En mars, Madrid connaissait les deuxièmes « marches de la dignité ». En mars 2014, ces marches regroupaient sur des revendications sociales (du pain, du travail et un toit) des syndicats minoritaires, des associations, des mouvements sociaux, des organisations politiques de gauche et d’extrême gauche. Ils étaient parvenus à réunir une énorme manifestation à Madrid, regroupant un milieu populaire, ouvrier, avec une tonalité combative de lutte de classes. Les discours s’étaient achevés sur la perspective d’une grève générale.

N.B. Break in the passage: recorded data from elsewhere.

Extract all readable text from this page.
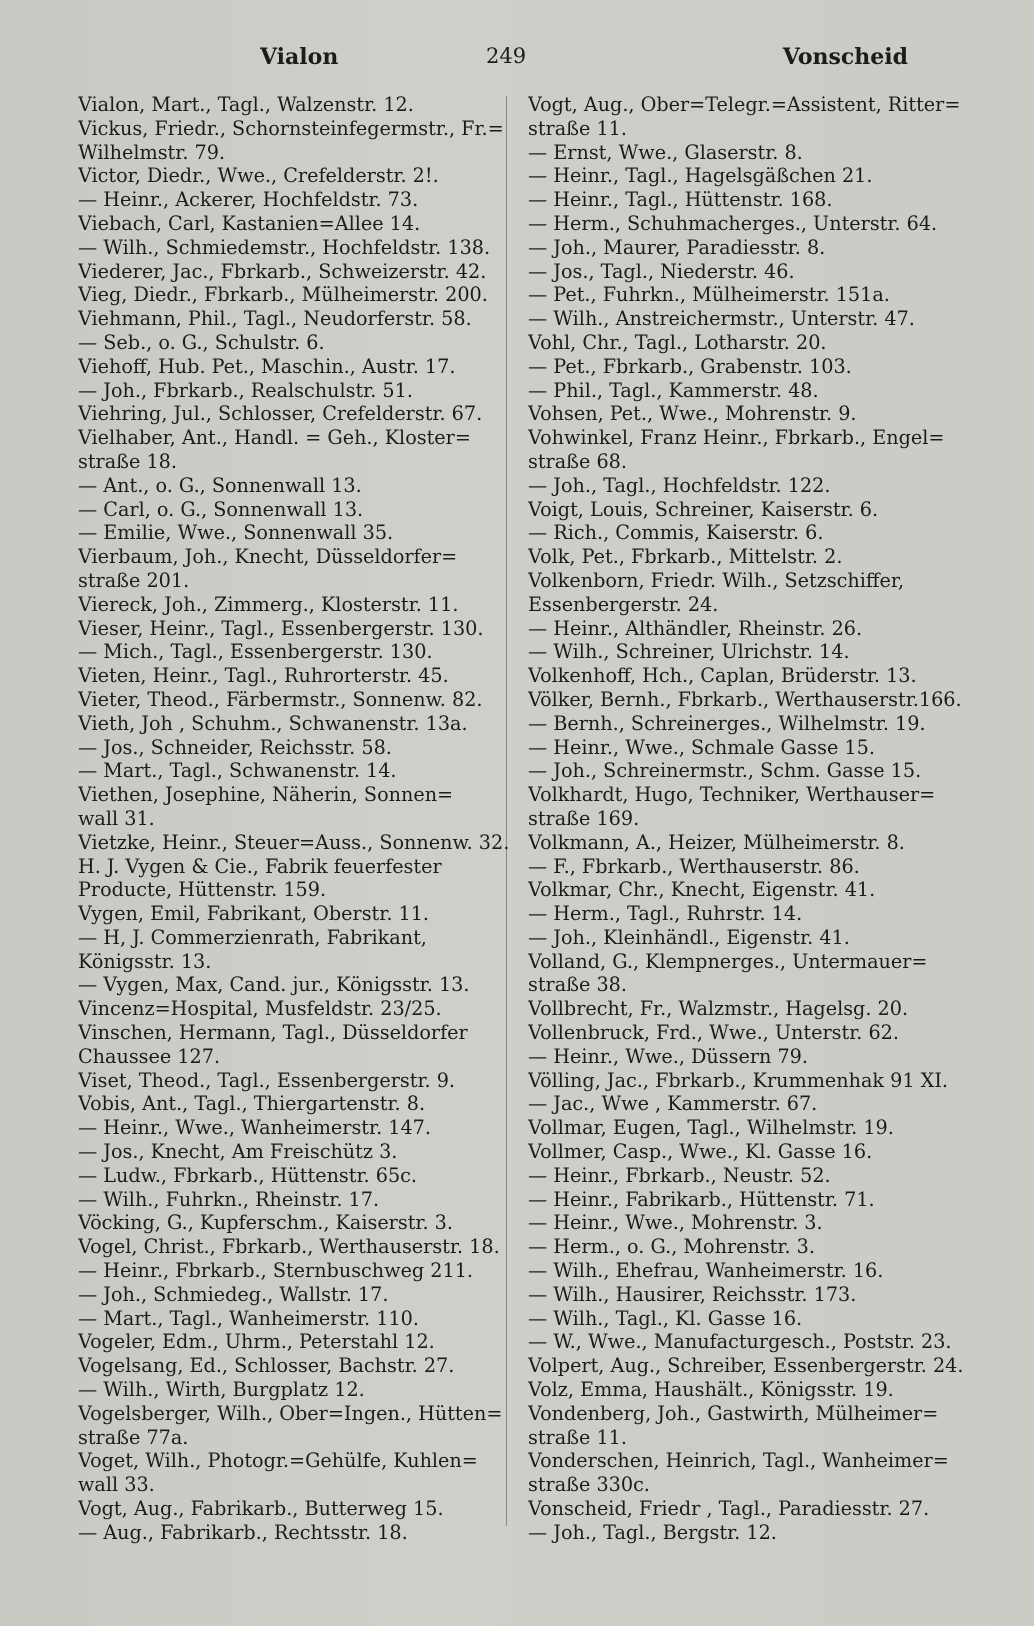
Vialon	249	Vonscheid
Vialon, Mart., Tagl., Walzenstr. 12.
Vickus, Friedr., Schornsteinfegermstr., Fr.=
Wilhelmstr. 79.
Victor, Diedr., Wwe., Crefelderstr. 2!.
— Heinr., Ackerer, Hochfeldstr. 73.
Viebach, Carl, Kastanien=Allee 14.
— Wilh., Schmiedemstr., Hochfeldstr. 138.
Viederer, Jac., Fbrkarb., Schweizerstr. 42.
Vieg, Diedr., Fbrkarb., Mülheimerstr. 200.
Viehmann, Phil., Tagl., Neudorferstr. 58.
— Seb., o. G., Schulstr. 6.
Viehoff, Hub. Pet., Maschin., Austr. 17.
— Joh., Fbrkarb., Realschulstr. 51.
Viehring, Jul., Schlosser, Crefelderstr. 67.
Vielhaber, Ant., Handl. = Geh., Kloster=
straße 18.
— Ant., o. G., Sonnenwall 13.
— Carl, o. G., Sonnenwall 13.
— Emilie, Wwe., Sonnenwall 35.
Vierbaum, Joh., Knecht, Düsseldorfer=
straße 201.
Viereck, Joh., Zimmerg., Klosterstr. 11.
Vieser, Heinr., Tagl., Essenbergerstr. 130.
— Mich., Tagl., Essenbergerstr. 130.
Vieten, Heinr., Tagl., Ruhrorterstr. 45.
Vieter, Theod., Färbermstr., Sonnenw. 82.
Vieth, Joh , Schuhm., Schwanenstr. 13a.
— Jos., Schneider, Reichsstr. 58.
— Mart., Tagl., Schwanenstr. 14.
Viethen, Josephine, Näherin, Sonnen=
wall 31.
Vietzke, Heinr., Steuer=Auss., Sonnenw. 32.
H. J. Vygen & Cie., Fabrik feuerfester
Producte, Hüttenstr. 159.
Vygen, Emil, Fabrikant, Oberstr. 11.
— H, J. Commerzienrath, Fabrikant,
Königsstr. 13.
— Vygen, Max, Cand. jur., Königsstr. 13.
Vincenz=Hospital, Musfeldstr. 23/25.
Vinschen, Hermann, Tagl., Düsseldorfer
Chaussee 127.
Viset, Theod., Tagl., Essenbergerstr. 9.
Vobis, Ant., Tagl., Thiergartenstr. 8.
— Heinr., Wwe., Wanheimerstr. 147.
— Jos., Knecht, Am Freischütz 3.
— Ludw., Fbrkarb., Hüttenstr. 65c.
— Wilh., Fuhrkn., Rheinstr. 17.
Vöcking, G., Kupferschm., Kaiserstr. 3.
Vogel, Christ., Fbrkarb., Werthauserstr. 18.
— Heinr., Fbrkarb., Sternbuschweg 211.
— Joh., Schmiedeg., Wallstr. 17.
— Mart., Tagl., Wanheimerstr. 110.
Vogeler, Edm., Uhrm., Peterstahl 12.
Vogelsang, Ed., Schlosser, Bachstr. 27.
— Wilh., Wirth, Burgplatz 12.
Vogelsberger, Wilh., Ober=Ingen., Hütten=
straße 77a.
Voget, Wilh., Photogr.=Gehülfe, Kuhlen=
wall 33.
Vogt, Aug., Fabrikarb., Butterweg 15.
— Aug., Fabrikarb., Rechtsstr. 18.
Vogt, Aug., Ober=Telegr.=Assistent, Ritter=
straße 11.
— Ernst, Wwe., Glaserstr. 8.
— Heinr., Tagl., Hagelsgäßchen 21.
— Heinr., Tagl., Hüttenstr. 168.
— Herm., Schuhmacherges., Unterstr. 64.
— Joh., Maurer, Paradiesstr. 8.
— Jos., Tagl., Niederstr. 46.
— Pet., Fuhrkn., Mülheimerstr. 151a.
— Wilh., Anstreichermstr., Unterstr. 47.
Vohl, Chr., Tagl., Lotharstr. 20.
— Pet., Fbrkarb., Grabenstr. 103.
— Phil., Tagl., Kammerstr. 48.
Vohsen, Pet., Wwe., Mohrenstr. 9.
Vohwinkel, Franz Heinr., Fbrkarb., Engel=
straße 68.
— Joh., Tagl., Hochfeldstr. 122.
Voigt, Louis, Schreiner, Kaiserstr. 6.
— Rich., Commis, Kaiserstr. 6.
Volk, Pet., Fbrkarb., Mittelstr. 2.
Volkenborn, Friedr. Wilh., Setzschiffer,
Essenbergerstr. 24.
— Heinr., Althändler, Rheinstr. 26.
— Wilh., Schreiner, Ulrichstr. 14.
Volkenhoff, Hch., Caplan, Brüderstr. 13.
Völker, Bernh., Fbrkarb., Werthauserstr.166.
— Bernh., Schreinerges., Wilhelmstr. 19.
— Heinr., Wwe., Schmale Gasse 15.
— Joh., Schreinermstr., Schm. Gasse 15.
Volkhardt, Hugo, Techniker, Werthauser=
straße 169.
Volkmann, A., Heizer, Mülheimerstr. 8.
— F., Fbrkarb., Werthauserstr. 86.
Volkmar, Chr., Knecht, Eigenstr. 41.
— Herm., Tagl., Ruhrstr. 14.
— Joh., Kleinhändl., Eigenstr. 41.
Volland, G., Klempnerges., Untermauer=
straße 38.
Vollbrecht, Fr., Walzmstr., Hagelsg. 20.
Vollenbruck, Frd., Wwe., Unterstr. 62.
— Heinr., Wwe., Düssern 79.
Völling, Jac., Fbrkarb., Krummenhak 91 XI.
— Jac., Wwe , Kammerstr. 67.
Vollmar, Eugen, Tagl., Wilhelmstr. 19.
Vollmer, Casp., Wwe., Kl. Gasse 16.
— Heinr., Fbrkarb., Neustr. 52.
— Heinr., Fabrikarb., Hüttenstr. 71.
— Heinr., Wwe., Mohrenstr. 3.
— Herm., o. G., Mohrenstr. 3.
— Wilh., Ehefrau, Wanheimerstr. 16.
— Wilh., Hausirer, Reichsstr. 173.
— Wilh., Tagl., Kl. Gasse 16.
— W., Wwe., Manufacturgesch., Poststr. 23.
Volpert, Aug., Schreiber, Essenbergerstr. 24.
Volz, Emma, Haushält., Königsstr. 19.
Vondenberg, Joh., Gastwirth, Mülheimer=
straße 11.
Vonderschen, Heinrich, Tagl., Wanheimer=
straße 330c.
Vonscheid, Friedr , Tagl., Paradiesstr. 27.
— Joh., Tagl., Bergstr. 12.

Celles de mars 2015 ont rassemblé quelques dizaines de milliers de personnes. La preuve qu’il y a toujours une fraction de la population prête à entrer en lutte. Mais aussi que les perspectives électorales ont probablement, pour l’heure, pris le dessus sur les perspectives de lutte sociale dans tout un milieu. Podemos s’est certes montré solidaire de la Marche. Mais Podemos n’en a pas fait un objectif du parti, n’a pas utilisé les tribunes dont il dispose pour la populariser. Bien plus importantes étaient, pour lui, les élections andalouses qui se sont tenues le lendemain.


[1Voir nos articles dans Convergences révolutionnaires n° 96.

[2Membre de Anticapitalistas, l’association qui a succédé à Izquierda anticapitalista, rattachée à la IV° Internationale.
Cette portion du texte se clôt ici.